When my newborn was six weeks old I got a Moby wrap--that became a lifesaver! I could carry the crying infant any time she needed and still get things done around the home. Most importantly I felt like I could be a mommy to both of my kids at the same time, rather than just one at a time.
Well, that fussy infant reached a point somewhere near six months or so where she wasn't so fussy anymore. She became the sweetest, most pleasant baby anyone could imagine. She has been a great source of joy and entertainment in our home over the last year.
She has also been my baby. She doesn't seem as grown-up to me as her sister did at this age. She just seems like a baby still. Though she definitely has her moments of independence, she is very much a cuddler and loves to be near one of her parents. She says words, but she's not really what I would consider talking. She's not really potty training yet. Beyond those little milestones she still just seems like a little baby and not the big girl that she is quickly becoming.
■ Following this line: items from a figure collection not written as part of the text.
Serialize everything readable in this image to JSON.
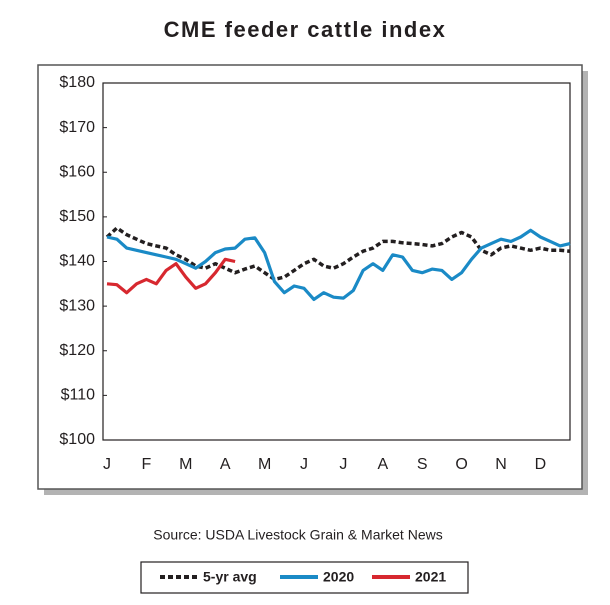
{
  "chart_data": {
    "type": "line",
    "title": "CME feeder cattle index",
    "source": "Source: USDA Livestock Grain & Market News",
    "categories": [
      "J",
      null,
      null,
      null,
      "F",
      null,
      null,
      null,
      "M",
      null,
      null,
      null,
      "A",
      null,
      null,
      null,
      "M",
      null,
      null,
      null,
      "J",
      null,
      null,
      null,
      "J",
      null,
      null,
      null,
      "A",
      null,
      null,
      null,
      "S",
      null,
      null,
      null,
      "O",
      null,
      null,
      null,
      "N",
      null,
      null,
      null,
      "D",
      null,
      null,
      null
    ],
    "series": [
      {
        "name": "5-yr avg",
        "color": "#231f20",
        "dashed": true,
        "values": [
          145.5,
          147.5,
          146,
          145,
          144,
          143.5,
          143,
          141.5,
          140.5,
          139,
          138.5,
          139.5,
          138.5,
          137.5,
          138.3,
          139,
          137.5,
          136,
          136.5,
          138,
          139.5,
          140.5,
          139,
          138.5,
          139.5,
          141,
          142.3,
          143,
          144.5,
          144.5,
          144.2,
          144,
          143.8,
          143.5,
          144,
          145.5,
          146.5,
          145.5,
          142.5,
          141.5,
          143,
          143.5,
          143,
          142.5,
          143,
          142.5,
          142.5,
          142.3
        ]
      },
      {
        "name": "2020",
        "color": "#1a8ac6",
        "dashed": false,
        "values": [
          145.5,
          145,
          143,
          142.5,
          142,
          141.5,
          141,
          140.5,
          139.5,
          138.5,
          140,
          142,
          142.8,
          143,
          145,
          145.3,
          142,
          135.5,
          133,
          134.5,
          134,
          131.5,
          133,
          132,
          131.8,
          133.5,
          138,
          139.5,
          138,
          141.5,
          141,
          138,
          137.5,
          138.3,
          138,
          136,
          137.5,
          140.5,
          143,
          144,
          145,
          144.5,
          145.5,
          147,
          145.5,
          144.5,
          143.5,
          144
        ]
      },
      {
        "name": "2021",
        "color": "#d7282f",
        "dashed": false,
        "values": [
          135,
          134.8,
          133,
          135,
          136,
          135,
          138,
          139.5,
          136.5,
          134,
          135,
          137.5,
          140.5,
          140,
          null,
          null,
          null,
          null,
          null,
          null,
          null,
          null,
          null,
          null,
          null,
          null,
          null,
          null,
          null,
          null,
          null,
          null,
          null,
          null,
          null,
          null,
          null,
          null,
          null,
          null,
          null,
          null,
          null,
          null,
          null,
          null,
          null,
          null
        ]
      }
    ],
    "ylim": [
      100,
      180
    ],
    "yticks": [
      {
        "value": 100,
        "label": "$100"
      },
      {
        "value": 110,
        "label": "$110"
      },
      {
        "value": 120,
        "label": "$120"
      },
      {
        "value": 130,
        "label": "$130"
      },
      {
        "value": 140,
        "label": "$140"
      },
      {
        "value": 150,
        "label": "$150"
      },
      {
        "value": 160,
        "label": "$160"
      },
      {
        "value": 170,
        "label": "$170"
      },
      {
        "value": 180,
        "label": "$180"
      }
    ],
    "grid": false,
    "legend": "bottom"
  }
}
Over the last few weeks I have felt like I have re-entered that post-partum depression (or perhaps a pre-partum depression?). A few weeks ago my little baby weaned herself from nursing. To some degree there was a bit of relief in this since, being four months pregnant, breastfeeding really wasn't the most comfortable thing in the world. But she had been much more of a comfort nurser than her sister had been. My oldest needed to be encouraged to nurse--she was always too much of a busy body to take time to stop and eat. But my second cares more about food than she does about anything else in life. If she was hungry, she wanted to nurse. If she was tired, she wanted to nurse. If she was hurt, she wanted to nurse. I knew my milk had changed back to colostrum, and eventually she went from nursing a few times a day and through the night, to nothing. I seriously went through a stage of mourning. This beautiful time of connecting with my child had come to an end. She suddenly became much more independent of me, and started to become as much of a Daddy's girl as her big sister.
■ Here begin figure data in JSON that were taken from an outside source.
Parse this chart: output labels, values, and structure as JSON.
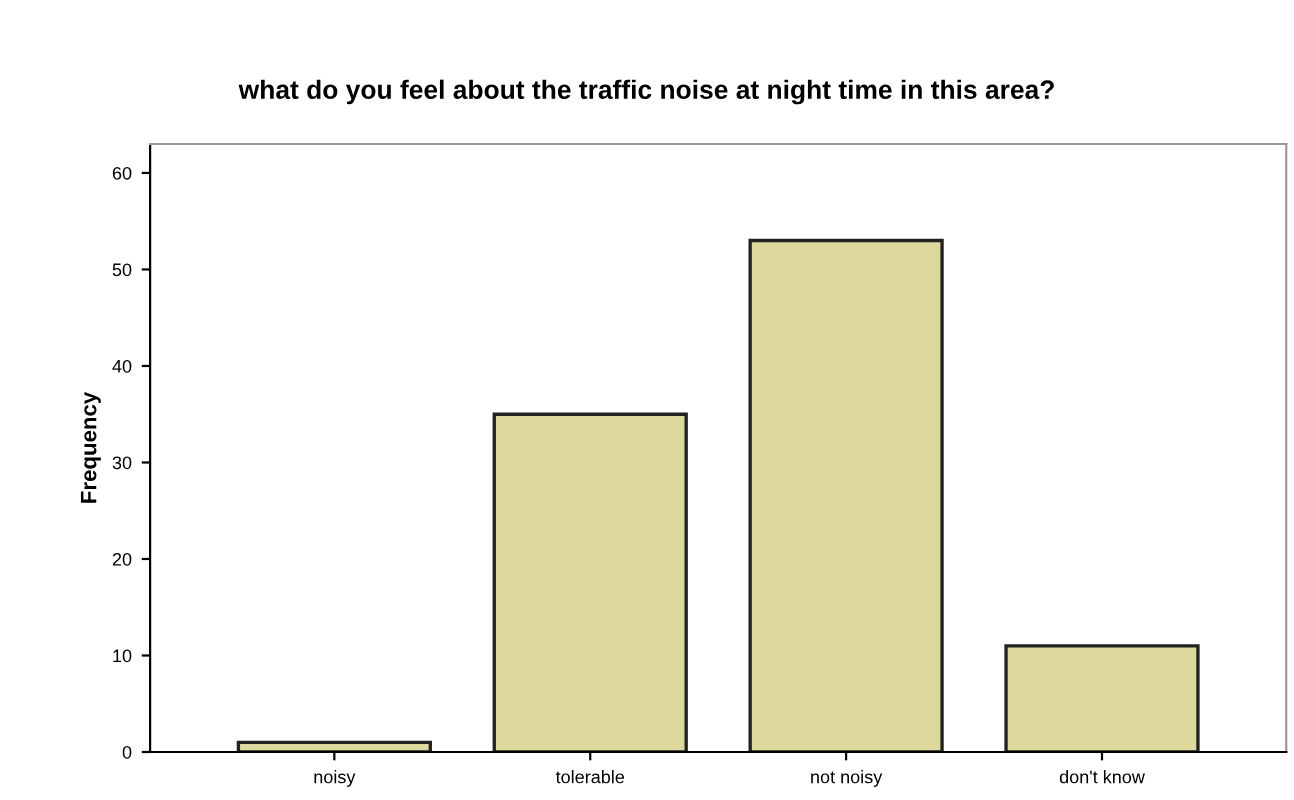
{
  "chart_data": {
    "type": "bar",
    "title": "what do you feel about the traffic noise at night time in this area?",
    "ylabel": "Frequency",
    "categories": [
      "noisy",
      "tolerable",
      "not noisy",
      "don't know"
    ],
    "values": [
      1,
      35,
      53,
      11
    ],
    "color": "#ddd89c",
    "ylim": [
      0,
      63
    ],
    "yticks": [
      0,
      10,
      20,
      30,
      40,
      50,
      60
    ],
    "grid": false,
    "legend": false
  }
}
Also in the last weeks she has gotten much better at doing things for herself. She can climb into her highchair, get herself into her car seat, and once the straps are over her shoulders, she can buckle herself in. She can undress herself, though she is not quite so good at the redressing part. :) She loves to wash her hands and brush her teeth. She enjoys independent play, and in the last few weeks she and her sister have gotten much better at playing together for LONG periods of time. These are tasks that I know I will great appreciate once the new baby comes, but did she have to do all of her growing up so fast?
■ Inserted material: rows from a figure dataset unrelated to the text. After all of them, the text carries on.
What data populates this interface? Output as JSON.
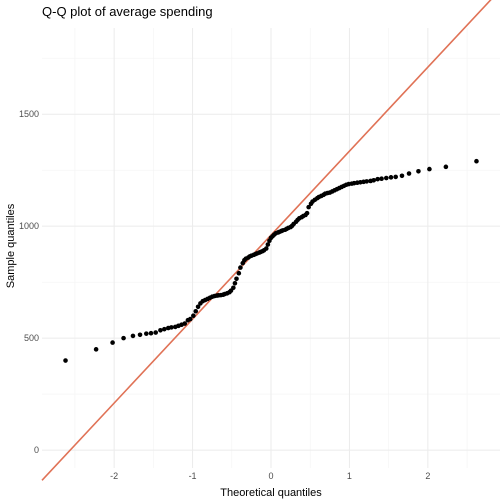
{
  "chart_data": {
    "type": "scatter",
    "title": "Q-Q plot of average spending",
    "xlabel": "Theoretical quantiles",
    "ylabel": "Sample quantiles",
    "xlim": [
      -2.92,
      2.92
    ],
    "ylim": [
      -80,
      1885
    ],
    "x_ticks": [
      -2,
      -1,
      0,
      1,
      2
    ],
    "y_ticks": [
      0,
      500,
      1000,
      1500
    ],
    "grid": true,
    "reference_line": {
      "color": "#E07256",
      "intercept": 960,
      "slope": 375
    },
    "points": [
      [
        -2.62,
        400
      ],
      [
        -2.23,
        450
      ],
      [
        -2.02,
        480
      ],
      [
        -1.88,
        500
      ],
      [
        -1.76,
        510
      ],
      [
        -1.67,
        515
      ],
      [
        -1.59,
        520
      ],
      [
        -1.53,
        522
      ],
      [
        -1.47,
        525
      ],
      [
        -1.41,
        535
      ],
      [
        -1.36,
        540
      ],
      [
        -1.31,
        545
      ],
      [
        -1.27,
        548
      ],
      [
        -1.22,
        550
      ],
      [
        -1.18,
        555
      ],
      [
        -1.14,
        560
      ],
      [
        -1.1,
        565
      ],
      [
        -1.06,
        580
      ],
      [
        -1.03,
        585
      ],
      [
        -0.99,
        600
      ],
      [
        -0.96,
        620
      ],
      [
        -0.93,
        640
      ],
      [
        -0.9,
        655
      ],
      [
        -0.87,
        665
      ],
      [
        -0.84,
        670
      ],
      [
        -0.81,
        675
      ],
      [
        -0.78,
        680
      ],
      [
        -0.75,
        685
      ],
      [
        -0.72,
        688
      ],
      [
        -0.69,
        690
      ],
      [
        -0.67,
        691
      ],
      [
        -0.64,
        692
      ],
      [
        -0.61,
        694
      ],
      [
        -0.59,
        697
      ],
      [
        -0.56,
        700
      ],
      [
        -0.53,
        705
      ],
      [
        -0.51,
        712
      ],
      [
        -0.48,
        725
      ],
      [
        -0.46,
        745
      ],
      [
        -0.44,
        765
      ],
      [
        -0.41,
        790
      ],
      [
        -0.39,
        815
      ],
      [
        -0.36,
        835
      ],
      [
        -0.34,
        848
      ],
      [
        -0.32,
        855
      ],
      [
        -0.29,
        860
      ],
      [
        -0.27,
        865
      ],
      [
        -0.25,
        868
      ],
      [
        -0.22,
        872
      ],
      [
        -0.2,
        875
      ],
      [
        -0.18,
        878
      ],
      [
        -0.15,
        882
      ],
      [
        -0.13,
        885
      ],
      [
        -0.11,
        888
      ],
      [
        -0.09,
        892
      ],
      [
        -0.06,
        900
      ],
      [
        -0.04,
        918
      ],
      [
        -0.02,
        935
      ],
      [
        0.0,
        948
      ],
      [
        0.02,
        955
      ],
      [
        0.04,
        962
      ],
      [
        0.06,
        968
      ],
      [
        0.09,
        972
      ],
      [
        0.11,
        975
      ],
      [
        0.13,
        978
      ],
      [
        0.15,
        981
      ],
      [
        0.18,
        984
      ],
      [
        0.2,
        988
      ],
      [
        0.22,
        992
      ],
      [
        0.25,
        996
      ],
      [
        0.27,
        1002
      ],
      [
        0.29,
        1010
      ],
      [
        0.32,
        1020
      ],
      [
        0.34,
        1028
      ],
      [
        0.36,
        1035
      ],
      [
        0.39,
        1040
      ],
      [
        0.41,
        1045
      ],
      [
        0.44,
        1050
      ],
      [
        0.46,
        1058
      ],
      [
        0.48,
        1085
      ],
      [
        0.51,
        1100
      ],
      [
        0.53,
        1110
      ],
      [
        0.56,
        1118
      ],
      [
        0.59,
        1125
      ],
      [
        0.61,
        1130
      ],
      [
        0.64,
        1135
      ],
      [
        0.67,
        1140
      ],
      [
        0.69,
        1145
      ],
      [
        0.72,
        1148
      ],
      [
        0.75,
        1150
      ],
      [
        0.78,
        1155
      ],
      [
        0.81,
        1160
      ],
      [
        0.84,
        1165
      ],
      [
        0.87,
        1170
      ],
      [
        0.9,
        1175
      ],
      [
        0.93,
        1180
      ],
      [
        0.96,
        1185
      ],
      [
        0.99,
        1188
      ],
      [
        1.03,
        1190
      ],
      [
        1.06,
        1192
      ],
      [
        1.1,
        1194
      ],
      [
        1.14,
        1196
      ],
      [
        1.18,
        1198
      ],
      [
        1.22,
        1200
      ],
      [
        1.27,
        1202
      ],
      [
        1.31,
        1205
      ],
      [
        1.36,
        1210
      ],
      [
        1.41,
        1212
      ],
      [
        1.47,
        1215
      ],
      [
        1.53,
        1218
      ],
      [
        1.59,
        1220
      ],
      [
        1.67,
        1225
      ],
      [
        1.76,
        1235
      ],
      [
        1.88,
        1245
      ],
      [
        2.02,
        1255
      ],
      [
        2.23,
        1265
      ],
      [
        2.62,
        1290
      ]
    ]
  }
}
To top it all off, last week she decided she didn't want to sleep in the crib anymore. For the last several days she has been sleeping in a toddler bed. I know it's really the same size as her crib, but somehow she just looks so small in that bed, but at the same time seems like such a big girl. She's been amazing about staying in the bed. We haven't had a single instance (yet) of her getting out of the bed. (Her sister had been much more difficult!)
I know I can mostly blame pregnancy hormones, but having my little baby be so grown up just makes me want to tear up and sniff a little bit. On some days it makes me want to just cry into a pillow. And any time she crawls up into my lap, I just hold on tight, knowing that these precious baby days will quickly pass, just as they did with her sister. Yes, there will soon be another precious bundle to hold, but I don't want to miss out on a moment with the sweet baby that I have right now.